121

 あの時−−リクリスでユシライヤとエニシスと離れてから、眠れない夜を過ごしていた時。呼応石が不審な反応を示したので、ターニャは迷わず駆けていた。しかし彼の元に辿り着いた時には既に、手の施しようのない状態となっていた。
 それは果たして避けられない運命だったのだろうか。本当に、出来ることは無かったのだろうか。自分が、もう少し早く異変に気付けていれば。そもそも二人と離れたのがいけなかった。拒まれようと、対立しようと、彼らの側に居れば、あるいは−−。一体どこまで遡れば償えるのか。記憶を巻き戻しながら、ターニャは蹲る。

「あなたが……最初に言ったんじゃないですか。僕を連れて行ってくれるって。僕の居場所を見つける手助けをしてくれるんだって。無責任なあなたは……僕には何もしてくれなかった」

 彼の力になりたい思いは嘘ではなかった。放っておけなかった。ガーディアンとして未熟だった頃、救えなかった命を目にしてきた彼女にとっては。だから、それが自身の容量を超えていると予測出来たとしても、手を差し伸べた。それは間違いだったのだろうか。

「ご、ごめんなさい……ごめんなさい、エニシス……私、私は……」
「幾ら謝られても、もう僕には何の言葉も届かないですよ。だって死んじゃったんですから」

 顔を上げれば、突き刺すような視線がエニシスから向けられていた。

「短くて寂しい人生でした。可哀想でしょう? そんな僕に、あなたはどう責任をとるんですか? こんなことなら、最初からあなた達についていかなきゃ良かったんだ……!」

 少年の顔に浮かぶ悲痛から零れ落ちるものを、ターニャは竦んだまま、受け止めるしか出来ない。

 ふと、彼の頭上に一筋の光が閃いた。鋭い切っ先は、エニシスの身体を貫きながら真下に振り下ろされる。音も色も一切無く歪んだ少年の姿は、一瞬にして、霧のように消え去った。
 何が起きたのか、理解するのに時間がかかった。エニシスの背後に立っていた彼女の持つ剣が、彼を斬り裂いたのだった。

「ユシライヤ……!?」
「ターニャさん。さっきのは見せ掛けだけ真似た幻覚です。あんな胸くそ悪いものに、惑わされないでください」
「……幻覚……」
「あなたの悪いところですね。目の前のものをすぐに信用するんですから。何事もまずは疑わないと」

 幻。
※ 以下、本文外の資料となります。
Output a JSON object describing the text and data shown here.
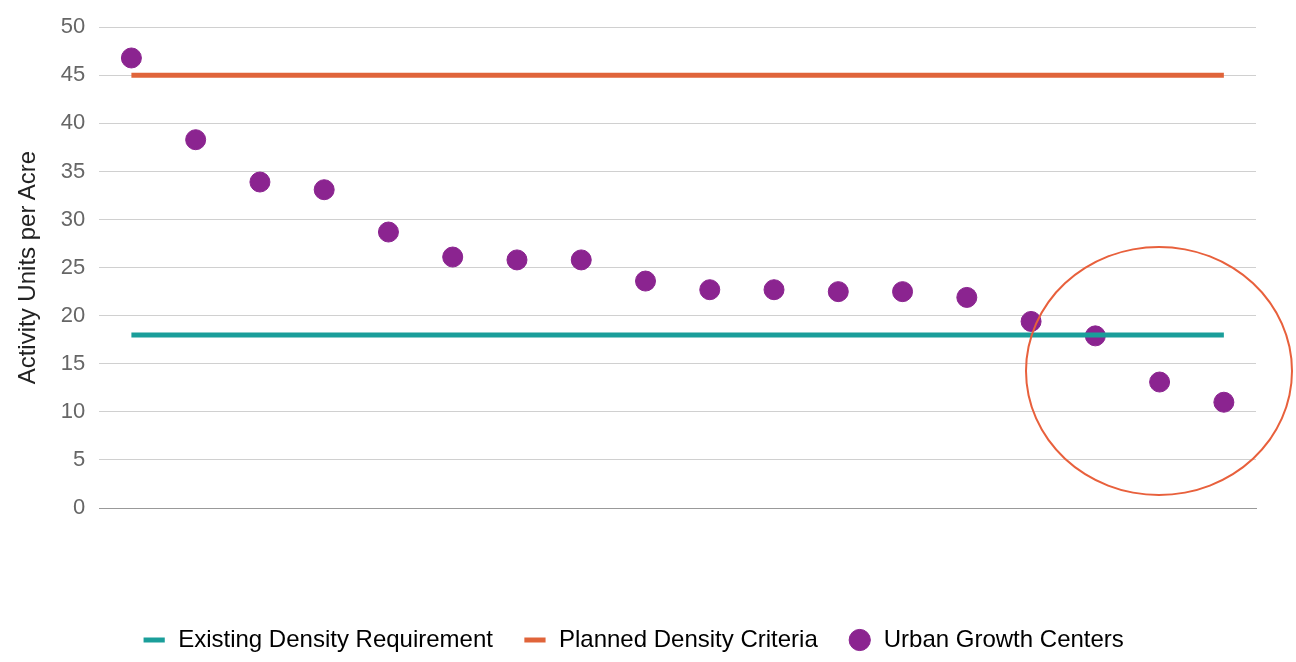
{
  "chart_data": {
    "type": "scatter",
    "ylabel": "Activity Units per Acre",
    "categories": [
      null,
      null,
      null,
      null,
      null,
      null,
      null,
      null,
      null,
      null,
      null,
      null,
      null,
      null,
      null,
      null,
      null,
      null
    ],
    "series": [
      {
        "name": "Existing Density Requirement",
        "type": "line",
        "marker": "none",
        "color": "#1a9e9a",
        "values": [
          18,
          18,
          18,
          18,
          18,
          18,
          18,
          18,
          18,
          18,
          18,
          18,
          18,
          18,
          18,
          18,
          18,
          18
        ]
      },
      {
        "name": "Planned Density Criteria",
        "type": "line",
        "marker": "none",
        "color": "#e0643a",
        "values": [
          45,
          45,
          45,
          45,
          45,
          45,
          45,
          45,
          45,
          45,
          45,
          45,
          45,
          45,
          45,
          45,
          45,
          45
        ]
      },
      {
        "name": "Urban Growth Centers",
        "marker": "circle",
        "color": "#8b2490",
        "values": [
          46.8,
          38.3,
          33.9,
          33.1,
          28.7,
          26.1,
          25.8,
          25.8,
          23.6,
          22.7,
          22.7,
          22.5,
          22.5,
          21.9,
          19.4,
          17.9,
          13.1,
          11.0
        ]
      }
    ],
    "ylim": [
      0,
      50
    ],
    "yticks": [
      0,
      5,
      10,
      15,
      20,
      25,
      30,
      35,
      40,
      45,
      50
    ],
    "grid": "y",
    "legend": "bottom",
    "tick_labels": "y"
  }
}
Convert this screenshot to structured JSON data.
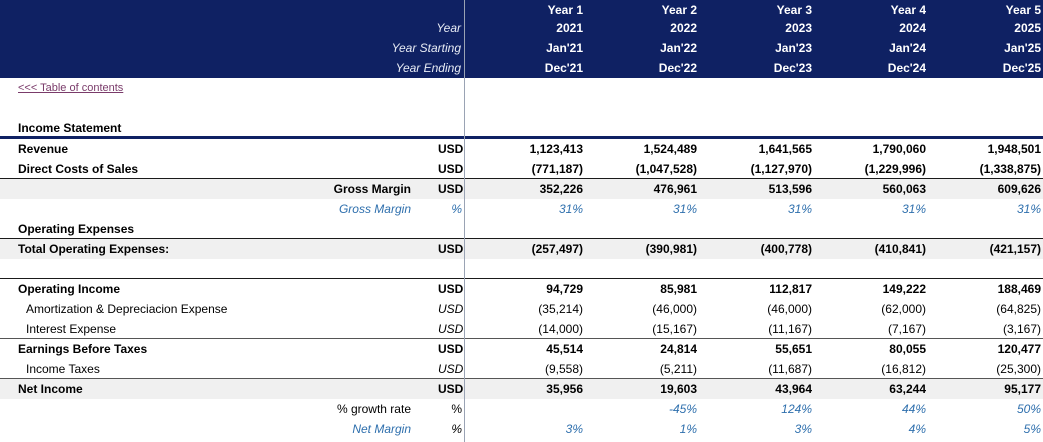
{
  "header": {
    "labels": [
      "Year",
      "Year Starting",
      "Year Ending"
    ],
    "years": [
      {
        "name": "Year 1",
        "year": "2021",
        "start": "Jan'21",
        "end": "Dec'21"
      },
      {
        "name": "Year 2",
        "year": "2022",
        "start": "Jan'22",
        "end": "Dec'22"
      },
      {
        "name": "Year 3",
        "year": "2023",
        "start": "Jan'23",
        "end": "Dec'23"
      },
      {
        "name": "Year 4",
        "year": "2024",
        "start": "Jan'24",
        "end": "Dec'24"
      },
      {
        "name": "Year 5",
        "year": "2025",
        "start": "Jan'25",
        "end": "Dec'25"
      }
    ]
  },
  "toc_link": "<<< Table of contents",
  "section_title": "Income Statement",
  "colors": {
    "header_bg": "#0f2163",
    "accent_blue": "#2e6fad",
    "link": "#7a3b6a"
  },
  "rows": [
    {
      "name": "Revenue",
      "unit": "USD",
      "values": [
        "1,123,413",
        "1,524,489",
        "1,641,565",
        "1,790,060",
        "1,948,501"
      ]
    },
    {
      "name": "Direct Costs of Sales",
      "unit": "USD",
      "values": [
        "(771,187)",
        "(1,047,528)",
        "(1,127,970)",
        "(1,229,996)",
        "(1,338,875)"
      ]
    },
    {
      "name": "Gross Margin",
      "unit": "USD",
      "values": [
        "352,226",
        "476,961",
        "513,596",
        "560,063",
        "609,626"
      ]
    },
    {
      "name": "Gross Margin",
      "unit": "%",
      "values": [
        "31%",
        "31%",
        "31%",
        "31%",
        "31%"
      ]
    },
    {
      "name": "Operating Expenses",
      "unit": "",
      "values": []
    },
    {
      "name": "Total Operating Expenses:",
      "unit": "USD",
      "values": [
        "(257,497)",
        "(390,981)",
        "(400,778)",
        "(410,841)",
        "(421,157)"
      ]
    },
    {
      "name": "Operating Income",
      "unit": "USD",
      "values": [
        "94,729",
        "85,981",
        "112,817",
        "149,222",
        "188,469"
      ]
    },
    {
      "name": "Amortization & Depreciacion Expense",
      "unit": "USD",
      "values": [
        "(35,214)",
        "(46,000)",
        "(46,000)",
        "(62,000)",
        "(64,825)"
      ]
    },
    {
      "name": "Interest Expense",
      "unit": "USD",
      "values": [
        "(14,000)",
        "(15,167)",
        "(11,167)",
        "(7,167)",
        "(3,167)"
      ]
    },
    {
      "name": "Earnings Before Taxes",
      "unit": "USD",
      "values": [
        "45,514",
        "24,814",
        "55,651",
        "80,055",
        "120,477"
      ]
    },
    {
      "name": "Income Taxes",
      "unit": "USD",
      "values": [
        "(9,558)",
        "(5,211)",
        "(11,687)",
        "(16,812)",
        "(25,300)"
      ]
    },
    {
      "name": "Net Income",
      "unit": "USD",
      "values": [
        "35,956",
        "19,603",
        "43,964",
        "63,244",
        "95,177"
      ]
    },
    {
      "name": "% growth rate",
      "unit": "%",
      "values": [
        "",
        "-45%",
        "124%",
        "44%",
        "50%"
      ]
    },
    {
      "name": "Net Margin",
      "unit": "%",
      "values": [
        "3%",
        "1%",
        "3%",
        "4%",
        "5%"
      ]
    }
  ]
}
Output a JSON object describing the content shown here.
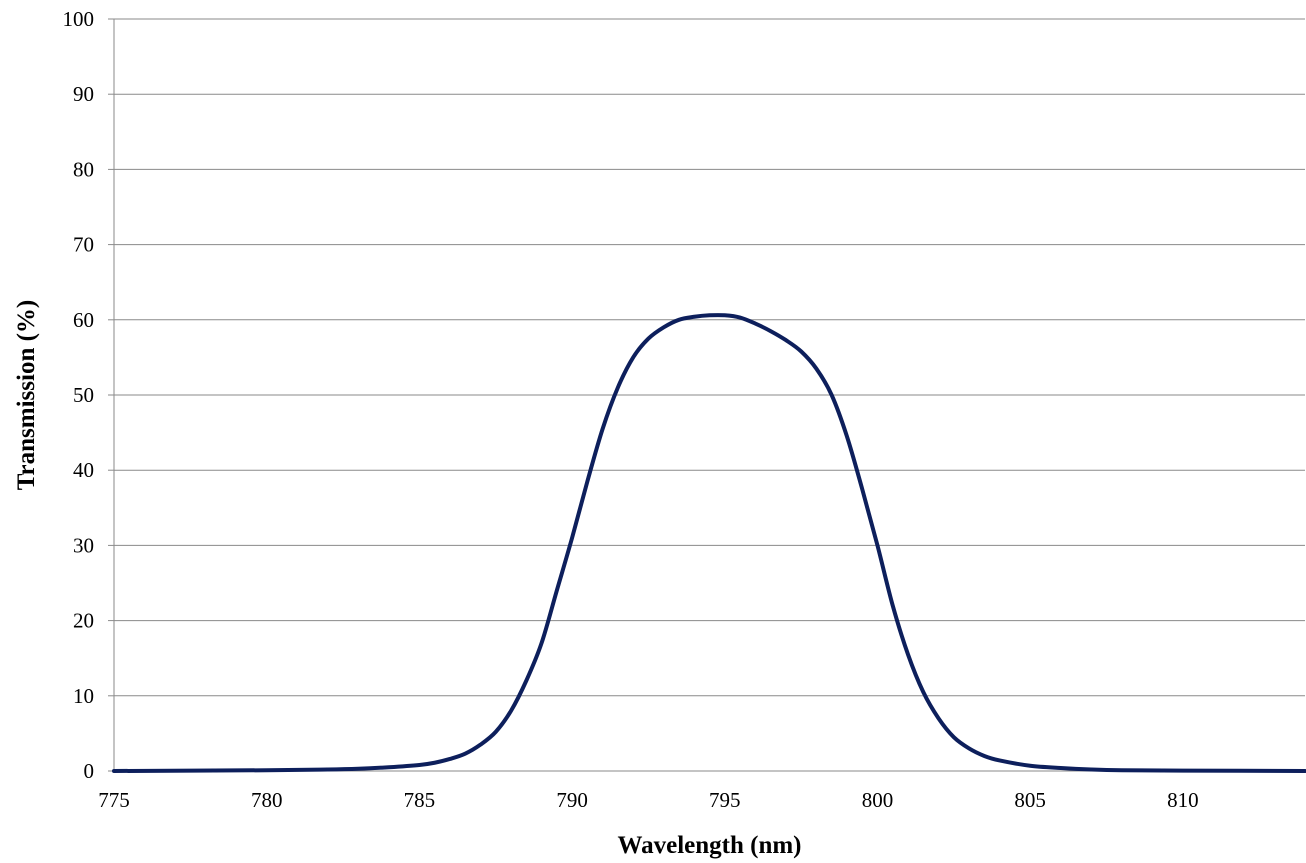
{
  "chart_data": {
    "type": "line",
    "title": "",
    "xlabel": "Wavelength (nm)",
    "ylabel": "Transmission (%)",
    "xlim": [
      775,
      814
    ],
    "ylim": [
      0,
      100
    ],
    "x_ticks": [
      775,
      780,
      785,
      790,
      795,
      800,
      805,
      810
    ],
    "y_ticks": [
      0,
      10,
      20,
      30,
      40,
      50,
      60,
      70,
      80,
      90,
      100
    ],
    "grid": "horizontal",
    "legend": "none",
    "series": [
      {
        "color": "#0d1f5c",
        "x": [
          775,
          780,
          782,
          783,
          784,
          785,
          785.5,
          786,
          786.5,
          787,
          787.5,
          788,
          788.5,
          789,
          789.5,
          790,
          790.5,
          791,
          791.5,
          792,
          792.5,
          793,
          793.5,
          794,
          794.5,
          795,
          795.5,
          796,
          796.5,
          797,
          797.5,
          798,
          798.5,
          799,
          799.5,
          800,
          800.5,
          801,
          801.5,
          802,
          802.5,
          803,
          803.5,
          804,
          805,
          806,
          807,
          808,
          810,
          814
        ],
        "y": [
          0.0,
          0.1,
          0.2,
          0.3,
          0.5,
          0.8,
          1.1,
          1.6,
          2.3,
          3.5,
          5.2,
          8.0,
          12.0,
          17.0,
          24.0,
          31.0,
          38.5,
          45.5,
          51.0,
          55.0,
          57.5,
          59.0,
          60.0,
          60.4,
          60.6,
          60.6,
          60.3,
          59.5,
          58.5,
          57.3,
          55.8,
          53.5,
          50.0,
          44.5,
          37.5,
          30.0,
          22.0,
          15.5,
          10.5,
          7.0,
          4.5,
          3.0,
          2.0,
          1.4,
          0.7,
          0.4,
          0.2,
          0.1,
          0.05,
          0.0
        ]
      }
    ]
  }
}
たとえそうだとしても、そのすべてが真実とは異なるものだろうか。もしもエニシスが、別離の後に言葉を残せたならば、きっと−−。
 そこでターニャは懸念を振り払った。進まなければならないからだ。ユシライヤと再会出来たなら、エルスとファンネルも近くに居るのかもしれない。完全には切り替わらない心の内を露わにはせず、ターニャは立ち上がる。
 
「……ターニャさん。さっき忠告したばかりなのに。私は、本当の私ですか? 偽物だと思ったとはいえ、仲間の人間を躊躇いなく斬れると思いますか? 私を本当に信じられますか?」
「……何を言っているの?」
「あなたにとっての私は、何ですか? はっきり言って……邪魔なんでしょう? 私にとって、あなたがそうであるように」

 ターニャは後退した。彼女の得物は自分を標的にしている。

「エルス様を守るのは私なんです。あなたは言うだけ言って、何も出来ない。突然しゃしゃり出てきて、私からエルス様を奪おうとする」

 彼女は先程のエニシスと同じ、『幻覚』なのだろうと悟った。しかしターニャは、彼女の言葉を聞き流せない。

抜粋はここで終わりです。